Another definition of soil health is “the capacity of soil to function as a vital living system, within ecosystem and land-use boundaries, to sustain plant and animal productivity, maintain or enhance water and air quality, and promote plant and animal health.” ~ Doran and Zeiss, 2000.
Fallacious thinking or understanding about the way forward for increased food production has been led by large-scale agriculture, large farms and conventional farming methods.
- Large-scale agriculture. A U.N. Food and Agriculture Organization (FAO) report estimates that small family farms produce more than three fourths of the world’s food and these farms are less than 2.5 acres each. Nine out of ten of the world’s 570 million farms are managed by families. The answer to sustainable food security and in eradicating hunger lies with these farmers/ farms.
- Large farms. Studies show that while mechanization at farms results in better efficiency, they tend to lose out on agri-chemicals and diversity. Smaller and diversified farms yield almost double the food per acre than the larger ones.
- Conventional farming methods. Studies have shown that farms that concentrate on building soil health yielded only less than 10 percent than conventional farms. The gap was insignificant. Sustainable agriculture dependent on maintaining soil health would help tackle the issue of growth in food demand.
The way forward
The way forward from the looming food crisis, where we can provide our booming world population with healthy food, is to look at a sustainable soil ecosystem. A healthy soil is the foundation of the food cycle and has a direct impact on food quality and quantity. Healthy soils have the regenerative capacity to support food-growing plants through nutrients, adequate hydration, and oxygen and root support. The concept gaining ground is “regenerative agriculture.” The technique looks at a rehabilitative approach to farming with emphasis on soil health as well as water management and optimum use of agrichemicals.

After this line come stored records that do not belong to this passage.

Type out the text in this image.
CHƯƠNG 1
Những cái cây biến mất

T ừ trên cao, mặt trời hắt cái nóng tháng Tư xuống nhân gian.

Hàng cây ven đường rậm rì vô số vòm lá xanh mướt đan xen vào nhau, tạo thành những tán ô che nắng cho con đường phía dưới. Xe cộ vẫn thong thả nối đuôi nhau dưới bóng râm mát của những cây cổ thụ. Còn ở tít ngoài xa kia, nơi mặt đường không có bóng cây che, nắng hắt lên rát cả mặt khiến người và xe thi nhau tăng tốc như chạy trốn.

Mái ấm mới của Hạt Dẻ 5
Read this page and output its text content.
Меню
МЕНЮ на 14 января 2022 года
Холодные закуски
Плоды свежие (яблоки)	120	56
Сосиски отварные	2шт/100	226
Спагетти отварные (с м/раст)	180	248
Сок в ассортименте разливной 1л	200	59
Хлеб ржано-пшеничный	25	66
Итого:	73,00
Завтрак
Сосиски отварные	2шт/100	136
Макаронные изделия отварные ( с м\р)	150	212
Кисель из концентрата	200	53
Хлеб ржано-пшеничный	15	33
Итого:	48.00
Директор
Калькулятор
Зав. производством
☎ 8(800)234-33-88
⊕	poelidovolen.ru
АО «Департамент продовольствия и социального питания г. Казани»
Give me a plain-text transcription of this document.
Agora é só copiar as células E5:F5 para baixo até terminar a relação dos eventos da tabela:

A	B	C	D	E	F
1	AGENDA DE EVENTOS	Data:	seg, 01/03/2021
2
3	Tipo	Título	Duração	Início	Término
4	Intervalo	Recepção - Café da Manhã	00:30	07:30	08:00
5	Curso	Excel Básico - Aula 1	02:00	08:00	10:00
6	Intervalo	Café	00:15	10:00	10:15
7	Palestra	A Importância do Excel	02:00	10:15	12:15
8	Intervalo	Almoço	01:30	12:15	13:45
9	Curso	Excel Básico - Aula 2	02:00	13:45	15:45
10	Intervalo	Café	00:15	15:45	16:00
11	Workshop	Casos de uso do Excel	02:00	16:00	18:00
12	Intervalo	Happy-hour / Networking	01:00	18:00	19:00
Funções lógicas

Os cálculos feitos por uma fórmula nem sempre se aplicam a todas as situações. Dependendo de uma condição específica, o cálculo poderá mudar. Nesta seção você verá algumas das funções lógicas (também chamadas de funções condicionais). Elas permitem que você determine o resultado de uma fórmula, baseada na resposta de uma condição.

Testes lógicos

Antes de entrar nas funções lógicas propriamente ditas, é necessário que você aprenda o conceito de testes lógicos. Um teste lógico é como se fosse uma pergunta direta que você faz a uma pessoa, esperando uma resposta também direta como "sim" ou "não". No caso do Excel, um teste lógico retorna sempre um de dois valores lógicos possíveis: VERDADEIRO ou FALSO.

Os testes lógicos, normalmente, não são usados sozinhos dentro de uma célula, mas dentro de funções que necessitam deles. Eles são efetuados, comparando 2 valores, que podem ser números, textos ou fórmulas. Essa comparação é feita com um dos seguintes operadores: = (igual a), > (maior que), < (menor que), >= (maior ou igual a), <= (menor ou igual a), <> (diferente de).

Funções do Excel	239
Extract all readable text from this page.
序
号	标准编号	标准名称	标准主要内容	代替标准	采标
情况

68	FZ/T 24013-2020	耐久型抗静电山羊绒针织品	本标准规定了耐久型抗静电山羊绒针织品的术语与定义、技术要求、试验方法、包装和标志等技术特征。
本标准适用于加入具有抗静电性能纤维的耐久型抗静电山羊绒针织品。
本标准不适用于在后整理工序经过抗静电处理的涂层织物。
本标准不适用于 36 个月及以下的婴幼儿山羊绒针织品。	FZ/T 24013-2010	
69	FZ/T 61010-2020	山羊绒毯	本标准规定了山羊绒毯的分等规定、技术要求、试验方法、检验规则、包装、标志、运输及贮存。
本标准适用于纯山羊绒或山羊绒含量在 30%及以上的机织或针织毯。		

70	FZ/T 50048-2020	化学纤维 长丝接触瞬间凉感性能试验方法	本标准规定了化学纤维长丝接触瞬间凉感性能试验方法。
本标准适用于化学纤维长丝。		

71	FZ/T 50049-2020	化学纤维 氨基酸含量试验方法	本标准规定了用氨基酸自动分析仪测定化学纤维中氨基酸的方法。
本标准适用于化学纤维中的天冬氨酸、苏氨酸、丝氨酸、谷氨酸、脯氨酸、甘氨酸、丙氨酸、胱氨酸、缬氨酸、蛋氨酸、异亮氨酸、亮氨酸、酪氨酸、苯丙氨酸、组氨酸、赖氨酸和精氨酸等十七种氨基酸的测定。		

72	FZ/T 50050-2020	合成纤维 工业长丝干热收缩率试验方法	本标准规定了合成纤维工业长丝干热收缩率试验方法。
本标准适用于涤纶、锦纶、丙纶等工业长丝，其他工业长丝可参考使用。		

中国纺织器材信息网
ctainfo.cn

Some important techniques being adopted toward this:
- Conservation tillage. A tillage and planting system that covers 30 percent or more of the soil surface with crop residue, after planting, reduces soil erosion by water. Normal ploughing and tilling results in soil erosion, compact soil, and degradation of useful soil microbes. Adoption of conservation tillage minimizes physical loosening of the soil and increases soil organic matter, thereby leading to a holistic ecosystem for plants to thrive, and a reduction in carbon footprint.
- Crop diversity. Increase in crop diversity leads to a healthier dissemination of nutrients in the soil through essential microbes that feed on the roots. A diverse planting system leads to a varied nutrient-rich soil, helping in better yields. Crop diversity is also known to suppress weeds and pests, stabilize yields, and increase pollinators.
- Cover crops and crop rotation. After cash crop harvesting, the soil lies bare, erodes, and the nutrients necessary for successful plant growth dry out or wash away. Planting similar species on the farm could lead to an imbalance in nutrients. Crop rotation and cover crops can help infuse soils with diverse organic matter. The benefits are immense and the reduced erosion control, reduced compaction, higher water infiltration, better soil diversity, weed and pest suppression, and carbon sequestration lead to improved air, soil, and water quality. Each crop species has its own niche and attributes, and needs to be deployed strategically depending on the season, farm, and soil specifics.
- Inorganic fertilizer overuse, the hidden danger. Certain fertilizer nutrients in India are used indiscriminately because of price differentials despite the fact that they are not suited to the soil ecology or septic crops. Imbalanced use of nutrients can upset the delicate balance of soil health. Abuse of inorganic fertilizers can be detrimental to soil health and lead to a disruption of organic matter and delicate plant roots. It can also percolate into the water table and cause cultural eutrophication, disrupting the ecological cycle. Proper education through agricultural extension is necessary to educate farmers of this important yet neglected area.
LEADING THE WAY
Being an NGO specializing in rural development, S M Sehgal Foundation has partnered with Mosaic India Private Limited to support farmers in Haryana, Rajasthan, and Uttar Pradesh through Krishi Jyoti.
The effort of introducing small-scale farmers to modern agricultural techniques has helped them improve their crop yields and achieve greater financial benefits from farming. The first broad area to achieve this was agricultural development work on enhancing soil health, providing agricultural inputs, and giving expert advice to farmers. Farmers were provided with quality seeds, fertilizers, and macro and micronutrients like nitrogen, phosphorus, potassium, zinc, etc.
Water management being the core of the project, involved farmers’ training in water conservation, building infrastructure, and encouraging water-efficient irrigation techniques. Building check dams and encouraging the use of drip irrigation facilities helped farmers to a large extent.
The change has been made possible through the agricultural extension and outreach programs of S M Sehgal Foundation and Mosaic India Pvt. Ltd. and has had a positive impact on the marginal farmer community grappling with perennial issues of soil erosion, contamination of the water table, and dwindling farm income.
Soil health management plays a major role in agricultural production, especially in arid climates as in North India. With the emphasis on higher food grain production, it is now time to recognize that soil health cannot be ignored. With the climate getting unpredictable, healthy and resilient soil methods should be propagated to manage variations. Though soil health management has some way to go, particularly in a country like India, it is a viable and sustainable alternative to the present conventional, large-scale agriculture. A regenerative approach offers profitable and nature-friendly economic models for farmers and alternative ways to increase yield that are not at the expense of sustainability. Policy makers should be looking at the negative impacts of commercial farming, something that will offer a larger vision in transforming agriculture. Surely this is the way to transform agriculture and fulfill the food demands of the world.